アクティブ前提の楽器には疑問を抱くものが多かったのが自分の実感。

もしそういうものしか知らないなんてことだったら絶対もったいないと考えてしまいます。パッシブ楽器と良いアンプの組み合わせを是非とも体験してほしい。

音作りに悩んでいたりグルーブについて悩んでいるなら尚更おすすめしたい。タッチを鍛えていけばそれだけベースがどんどん面白くなっていきます。

 

後は変な話、それだけ経済的になるとも思いますね。パッシブで鳴る楽器があれば10年は戦えます。それどころか一本だけで一生やっていける可能性もあるかも?

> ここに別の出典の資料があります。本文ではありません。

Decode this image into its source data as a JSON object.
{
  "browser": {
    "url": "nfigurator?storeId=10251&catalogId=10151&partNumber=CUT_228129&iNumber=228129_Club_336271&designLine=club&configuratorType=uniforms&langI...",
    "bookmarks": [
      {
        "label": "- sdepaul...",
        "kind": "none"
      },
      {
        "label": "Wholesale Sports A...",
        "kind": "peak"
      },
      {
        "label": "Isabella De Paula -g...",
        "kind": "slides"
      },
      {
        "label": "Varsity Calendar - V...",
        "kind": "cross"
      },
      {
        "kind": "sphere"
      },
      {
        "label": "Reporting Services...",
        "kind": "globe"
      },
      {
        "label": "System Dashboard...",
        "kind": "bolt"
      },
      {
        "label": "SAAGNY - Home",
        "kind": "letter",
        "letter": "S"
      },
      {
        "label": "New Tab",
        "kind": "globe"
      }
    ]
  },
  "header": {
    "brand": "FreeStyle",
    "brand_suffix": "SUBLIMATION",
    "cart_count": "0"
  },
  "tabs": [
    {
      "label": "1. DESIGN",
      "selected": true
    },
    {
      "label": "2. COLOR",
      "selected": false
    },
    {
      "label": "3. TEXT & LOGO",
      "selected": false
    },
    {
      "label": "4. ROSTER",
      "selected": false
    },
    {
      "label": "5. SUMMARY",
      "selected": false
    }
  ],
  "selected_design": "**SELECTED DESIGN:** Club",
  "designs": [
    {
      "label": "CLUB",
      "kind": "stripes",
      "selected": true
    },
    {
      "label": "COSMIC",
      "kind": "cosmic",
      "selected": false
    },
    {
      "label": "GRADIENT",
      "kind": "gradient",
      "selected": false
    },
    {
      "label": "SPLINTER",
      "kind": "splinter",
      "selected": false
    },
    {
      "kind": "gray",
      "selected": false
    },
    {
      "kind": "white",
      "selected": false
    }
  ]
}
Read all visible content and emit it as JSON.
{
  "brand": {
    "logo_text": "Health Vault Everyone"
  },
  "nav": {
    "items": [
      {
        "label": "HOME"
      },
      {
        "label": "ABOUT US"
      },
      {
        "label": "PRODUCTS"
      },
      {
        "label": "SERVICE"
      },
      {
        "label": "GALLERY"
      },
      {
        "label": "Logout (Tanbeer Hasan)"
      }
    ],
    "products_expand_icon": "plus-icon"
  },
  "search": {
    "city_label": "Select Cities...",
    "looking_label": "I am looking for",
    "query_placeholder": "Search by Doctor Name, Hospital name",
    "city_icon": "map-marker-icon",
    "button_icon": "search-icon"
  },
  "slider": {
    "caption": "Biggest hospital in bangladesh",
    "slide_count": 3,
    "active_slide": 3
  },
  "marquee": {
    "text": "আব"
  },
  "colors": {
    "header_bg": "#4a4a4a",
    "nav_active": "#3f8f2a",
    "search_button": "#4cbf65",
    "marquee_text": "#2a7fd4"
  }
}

弾き込まれた楽器ってやっぱり良い。自分が成長した分だけ良い音がしてくれるのだから他を求める必要もなくなります。

 

あと数年もすれば所有から10年になる自分の愛機。アクティブで失敗を繰り返しパッシブで鍛えてきたからこそより強く確信。

 

「最高の愛機!」

 

これからまたさらに成長して良い楽器になっていくことでしょう。

 

自分が成長した分だけ良い音が出るようになってくれる楽器。そんな存在に出会える可能性が高くなる意味でも、パッシブのベースを弾いてみることを強くおすすめします。

結論としてアクティブに落ち着くにしても、とりあえず一本、パッシブの楽器を持っておくのは推奨したい。

時間が経った後、いきなりその魅力に気付くこともありますし、そんな時に大いなるヒントや助けになってくれます。

 

「パッシブだから良い」ではなく、

 

「パッシブでも最高!」

「全部そのまま出す!」

「これが俺の音!」

 

こう言えるベースを見つけておけば間違いありません。タッチも絶対に鍛えられます。

 

今日良い音がしてくれるもの、インスタントな付き合いを求めるのではなく、10年先も弾いてる自信がある楽器を見つけたい。20年後、30年後、さらに良い音がしてくれる楽器と出会えたら最高。

 

より深くベースと向き合い楽しむ為にパッシブ弾き込んでみましょう。